Die Bundeswehr hat - zum Teil mit Hilfe von Verbündeten - bislang nahezu 700 irakisch-kurdische Peschmerga-Soldaten für den Kampf gegen den "Islamischen Staat" ausgebildet. Das berichtet die in Berlin erscheinende Tageszeitung "neues Deutschland" (Mittwochausgabe).

Nach Auskunft des Verteidigungsministeriums wurden seit dem vergangenen Jahr nach einer ersten Einweisung von 115 kurdischen Kämpfern im sogenannten Kurdistan Training Coordination Center (KTCC) bei Erbil 465 Kämpfer trainiert. Dafür sind 68 deutsche Soldaten zuständig. Je zwei weitere sind beim deutschen Konsulat in Erbil, in Bagdad und im US-Hauptquartier in Kuweit stationiert.

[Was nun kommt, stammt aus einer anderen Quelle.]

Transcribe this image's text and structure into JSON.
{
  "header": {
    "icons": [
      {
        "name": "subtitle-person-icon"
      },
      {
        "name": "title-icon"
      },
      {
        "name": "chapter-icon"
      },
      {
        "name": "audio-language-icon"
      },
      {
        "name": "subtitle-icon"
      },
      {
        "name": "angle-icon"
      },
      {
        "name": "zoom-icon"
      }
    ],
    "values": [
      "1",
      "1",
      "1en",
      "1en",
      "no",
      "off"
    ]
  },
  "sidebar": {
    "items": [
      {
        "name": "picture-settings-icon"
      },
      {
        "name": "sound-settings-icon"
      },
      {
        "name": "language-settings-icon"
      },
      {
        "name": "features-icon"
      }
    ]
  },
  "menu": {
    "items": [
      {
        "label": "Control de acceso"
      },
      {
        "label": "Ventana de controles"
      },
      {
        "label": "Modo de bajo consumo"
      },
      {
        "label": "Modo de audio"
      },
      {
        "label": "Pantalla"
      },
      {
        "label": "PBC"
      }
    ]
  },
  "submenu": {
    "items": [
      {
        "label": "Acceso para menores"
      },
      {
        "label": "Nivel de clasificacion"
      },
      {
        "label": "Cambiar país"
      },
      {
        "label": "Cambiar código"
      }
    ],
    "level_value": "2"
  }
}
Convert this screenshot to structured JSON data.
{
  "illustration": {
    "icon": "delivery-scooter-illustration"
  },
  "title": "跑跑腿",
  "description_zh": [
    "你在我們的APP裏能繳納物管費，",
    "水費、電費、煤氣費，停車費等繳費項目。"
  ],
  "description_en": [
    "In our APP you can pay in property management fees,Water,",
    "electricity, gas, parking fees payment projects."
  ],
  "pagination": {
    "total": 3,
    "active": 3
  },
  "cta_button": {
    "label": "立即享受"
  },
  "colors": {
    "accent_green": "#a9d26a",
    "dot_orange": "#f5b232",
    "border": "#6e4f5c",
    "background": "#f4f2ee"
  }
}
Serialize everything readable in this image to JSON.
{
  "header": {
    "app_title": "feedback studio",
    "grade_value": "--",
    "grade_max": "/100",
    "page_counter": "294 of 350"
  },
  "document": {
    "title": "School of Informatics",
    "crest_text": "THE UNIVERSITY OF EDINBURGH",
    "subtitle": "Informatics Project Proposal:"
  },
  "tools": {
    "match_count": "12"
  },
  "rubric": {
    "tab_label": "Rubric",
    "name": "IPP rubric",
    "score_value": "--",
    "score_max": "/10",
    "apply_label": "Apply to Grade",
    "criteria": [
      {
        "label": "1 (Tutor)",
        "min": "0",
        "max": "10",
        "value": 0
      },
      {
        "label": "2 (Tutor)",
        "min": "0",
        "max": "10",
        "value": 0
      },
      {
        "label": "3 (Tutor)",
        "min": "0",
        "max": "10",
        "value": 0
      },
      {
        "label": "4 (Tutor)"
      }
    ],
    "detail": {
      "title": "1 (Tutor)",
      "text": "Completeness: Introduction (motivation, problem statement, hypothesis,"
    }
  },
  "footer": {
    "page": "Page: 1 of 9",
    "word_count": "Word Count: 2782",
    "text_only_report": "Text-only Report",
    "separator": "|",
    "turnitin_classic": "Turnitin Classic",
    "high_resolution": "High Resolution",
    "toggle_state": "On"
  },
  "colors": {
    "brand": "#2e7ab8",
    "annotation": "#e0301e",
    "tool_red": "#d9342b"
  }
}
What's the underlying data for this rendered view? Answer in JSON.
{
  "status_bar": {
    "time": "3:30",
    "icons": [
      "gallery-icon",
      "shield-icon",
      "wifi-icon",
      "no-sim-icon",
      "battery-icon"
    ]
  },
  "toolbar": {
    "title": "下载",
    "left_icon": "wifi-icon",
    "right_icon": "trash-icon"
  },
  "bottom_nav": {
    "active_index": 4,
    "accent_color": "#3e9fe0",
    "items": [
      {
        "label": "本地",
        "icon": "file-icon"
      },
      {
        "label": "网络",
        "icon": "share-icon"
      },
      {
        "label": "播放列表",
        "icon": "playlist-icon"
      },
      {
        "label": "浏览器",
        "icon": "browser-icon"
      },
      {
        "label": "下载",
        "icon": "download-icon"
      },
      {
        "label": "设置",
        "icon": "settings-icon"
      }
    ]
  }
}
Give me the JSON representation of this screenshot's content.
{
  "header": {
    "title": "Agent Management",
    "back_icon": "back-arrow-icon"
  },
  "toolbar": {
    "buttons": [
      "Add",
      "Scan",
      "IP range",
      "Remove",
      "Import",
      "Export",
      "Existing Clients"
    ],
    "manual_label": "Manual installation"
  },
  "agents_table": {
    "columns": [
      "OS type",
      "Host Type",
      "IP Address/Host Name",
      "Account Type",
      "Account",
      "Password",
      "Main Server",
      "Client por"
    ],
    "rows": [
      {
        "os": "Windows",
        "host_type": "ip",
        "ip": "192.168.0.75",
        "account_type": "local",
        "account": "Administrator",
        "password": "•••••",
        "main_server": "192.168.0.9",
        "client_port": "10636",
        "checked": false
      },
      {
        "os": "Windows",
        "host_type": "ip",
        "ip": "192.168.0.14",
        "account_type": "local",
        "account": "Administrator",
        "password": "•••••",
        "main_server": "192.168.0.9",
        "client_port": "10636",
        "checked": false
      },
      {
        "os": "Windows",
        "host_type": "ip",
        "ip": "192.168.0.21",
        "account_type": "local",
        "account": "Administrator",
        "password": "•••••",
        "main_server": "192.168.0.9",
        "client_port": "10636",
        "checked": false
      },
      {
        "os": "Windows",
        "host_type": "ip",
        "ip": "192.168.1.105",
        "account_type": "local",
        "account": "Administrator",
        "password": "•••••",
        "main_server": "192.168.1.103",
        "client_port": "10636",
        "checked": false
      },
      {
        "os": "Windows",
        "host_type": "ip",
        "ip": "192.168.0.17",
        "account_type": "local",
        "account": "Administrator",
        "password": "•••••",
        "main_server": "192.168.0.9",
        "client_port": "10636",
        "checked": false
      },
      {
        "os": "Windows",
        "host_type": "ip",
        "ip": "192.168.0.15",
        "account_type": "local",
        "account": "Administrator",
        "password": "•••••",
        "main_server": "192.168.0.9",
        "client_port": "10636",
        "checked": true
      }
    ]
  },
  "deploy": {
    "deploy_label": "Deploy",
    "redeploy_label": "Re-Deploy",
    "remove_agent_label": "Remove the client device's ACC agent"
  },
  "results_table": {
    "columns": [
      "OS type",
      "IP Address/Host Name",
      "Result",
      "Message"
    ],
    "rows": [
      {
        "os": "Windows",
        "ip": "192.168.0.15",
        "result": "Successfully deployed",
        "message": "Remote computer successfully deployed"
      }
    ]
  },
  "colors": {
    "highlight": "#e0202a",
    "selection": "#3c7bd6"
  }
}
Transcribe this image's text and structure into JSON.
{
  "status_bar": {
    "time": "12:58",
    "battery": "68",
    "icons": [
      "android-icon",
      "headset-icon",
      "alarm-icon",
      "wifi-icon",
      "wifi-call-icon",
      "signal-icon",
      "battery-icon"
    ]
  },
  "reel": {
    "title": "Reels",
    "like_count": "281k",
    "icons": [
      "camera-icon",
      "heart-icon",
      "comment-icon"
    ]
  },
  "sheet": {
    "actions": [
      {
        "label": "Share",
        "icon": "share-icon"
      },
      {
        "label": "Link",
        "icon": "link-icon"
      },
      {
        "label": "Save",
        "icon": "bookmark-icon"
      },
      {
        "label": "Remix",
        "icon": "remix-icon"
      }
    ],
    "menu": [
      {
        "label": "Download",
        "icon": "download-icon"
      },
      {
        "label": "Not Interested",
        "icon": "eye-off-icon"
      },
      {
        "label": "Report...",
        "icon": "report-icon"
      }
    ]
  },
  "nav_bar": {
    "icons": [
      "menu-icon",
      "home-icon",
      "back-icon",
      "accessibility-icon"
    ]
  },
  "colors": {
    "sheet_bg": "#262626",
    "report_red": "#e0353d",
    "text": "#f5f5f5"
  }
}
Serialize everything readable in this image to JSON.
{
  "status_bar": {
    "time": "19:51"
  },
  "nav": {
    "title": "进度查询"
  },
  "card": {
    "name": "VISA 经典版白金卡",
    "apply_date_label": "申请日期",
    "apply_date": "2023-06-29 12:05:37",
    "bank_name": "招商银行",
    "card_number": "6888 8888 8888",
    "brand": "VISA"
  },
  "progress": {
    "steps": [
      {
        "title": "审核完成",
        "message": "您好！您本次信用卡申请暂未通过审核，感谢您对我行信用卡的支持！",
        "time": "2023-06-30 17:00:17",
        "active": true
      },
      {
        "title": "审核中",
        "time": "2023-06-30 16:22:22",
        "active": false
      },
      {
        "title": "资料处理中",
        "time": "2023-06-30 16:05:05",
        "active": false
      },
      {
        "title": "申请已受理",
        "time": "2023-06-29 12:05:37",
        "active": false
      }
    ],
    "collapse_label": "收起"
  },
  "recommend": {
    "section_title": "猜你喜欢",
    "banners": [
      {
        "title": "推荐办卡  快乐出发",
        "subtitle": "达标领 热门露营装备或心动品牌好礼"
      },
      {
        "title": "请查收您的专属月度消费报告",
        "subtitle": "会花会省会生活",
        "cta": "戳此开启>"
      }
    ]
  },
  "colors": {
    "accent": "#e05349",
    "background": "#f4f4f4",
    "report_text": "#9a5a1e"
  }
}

In Deutschland wurden bislang 86 Peschmerga-Soldaten ausgebildet, derzeit werden weitere 29 geschult.

Ende April und Anfang Mai sollen weitere Waffen aus Bundeswehrdepots an die Kurden geliefert, darunter 500 panzerbrechende »Milan«-Raketen und G36-Sturmgewehre.